The president of the region, Christian Estrosi, said 77 people were killed, while many others were reported to be in a “critical” condition.
Estrosi said the truck contained “guns” and “larger weapons”.
'Horrific terrorist attack'
US President Barack Obama condemned “what appears to be a horrific terrorist attack”, although no group had claimed responsibility for the incident.
If confirmed as a terror attack, it would be the third major strike against France in less than 18 months and prosecutors said anti-terrorist investigators would handle the probe.
“Investigations are currently under way to establish if the individual acted alone or if he had accomplices who might have fled,” the interior ministry spokesman said.
President Francois Hollande expressed his “support and solidarity” with the residents of Nice, and was due to chair a meeting of the country’s defence and security chiefs on Friday (July 15).
The bloodshed comes eight months after Islamic State jihadist attacks on Paris nightspots left 130 people dead, dealing a hard blow to tourism in one of the world’s top destinations.
France has been under a state of emergency ever since the November 13 Paris attacks, which came after 17 were killed in another attack in January at various sites such as the Charlie Hebdo magazine and a Jewish supermarket.
The Islamic State group has repeatedly singled out France as a prime target for its military actions against the group in Iraq and Syria, and hundreds of jihadists have left France to go and fight in their ranks.
‘People were tripping over’
The Mediterranean city of Nice, with its pebble beaches and clear blue water, has been a magnet for sun-seekers and the jet-set since the 19th century.
A concert by popstar Rihanna due Friday was cancelled in the wake of the attack, as well as the Nice Jazz festival.
An Australian citizen, Emily Watkins, who was caught up in the chaos told the Australian Broadcasting Corporation that while she saw the truck, she did not realise what had happened.

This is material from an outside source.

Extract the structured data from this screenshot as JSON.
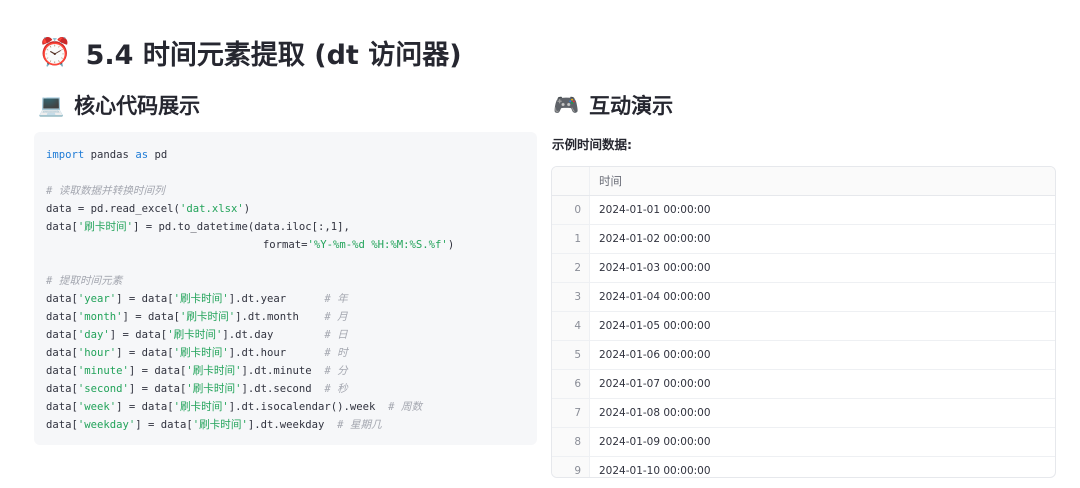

“There was a lot of screams coming from ahead of us where the truck was… People were tripping over and trying to get into hotel lobbies and restaurants or car parks or anywhere they could to get away from the street.”
The Promenade des Anglais was sealed off, crawling with police and ambulances as authorities from the local Alpes-Maritimes prefecture urged residents to stay indoors.
Over the past week, France had been breathing a sigh of relief after successfully hosting the month-long Euro 2016 football championship, which passed off without incident despite fears of attacks.
The tournament brought an all-too-brief burst of joy to a gloomy France, bogged down after the two attacks in 2015, violent anti-government protests, strikes and floods.
The attack sent shockwaves across the globe with China offering “condolences” and US Republican presidential hopeful Donald Trump postponing the announcement of his pick for running mate because of the attack.
European Council President Donald Tusk said: “It’s a sad day for France, for Europe, for all of us.”
“The subjects of the attack were people celebrating liberty, equality and fraternity.”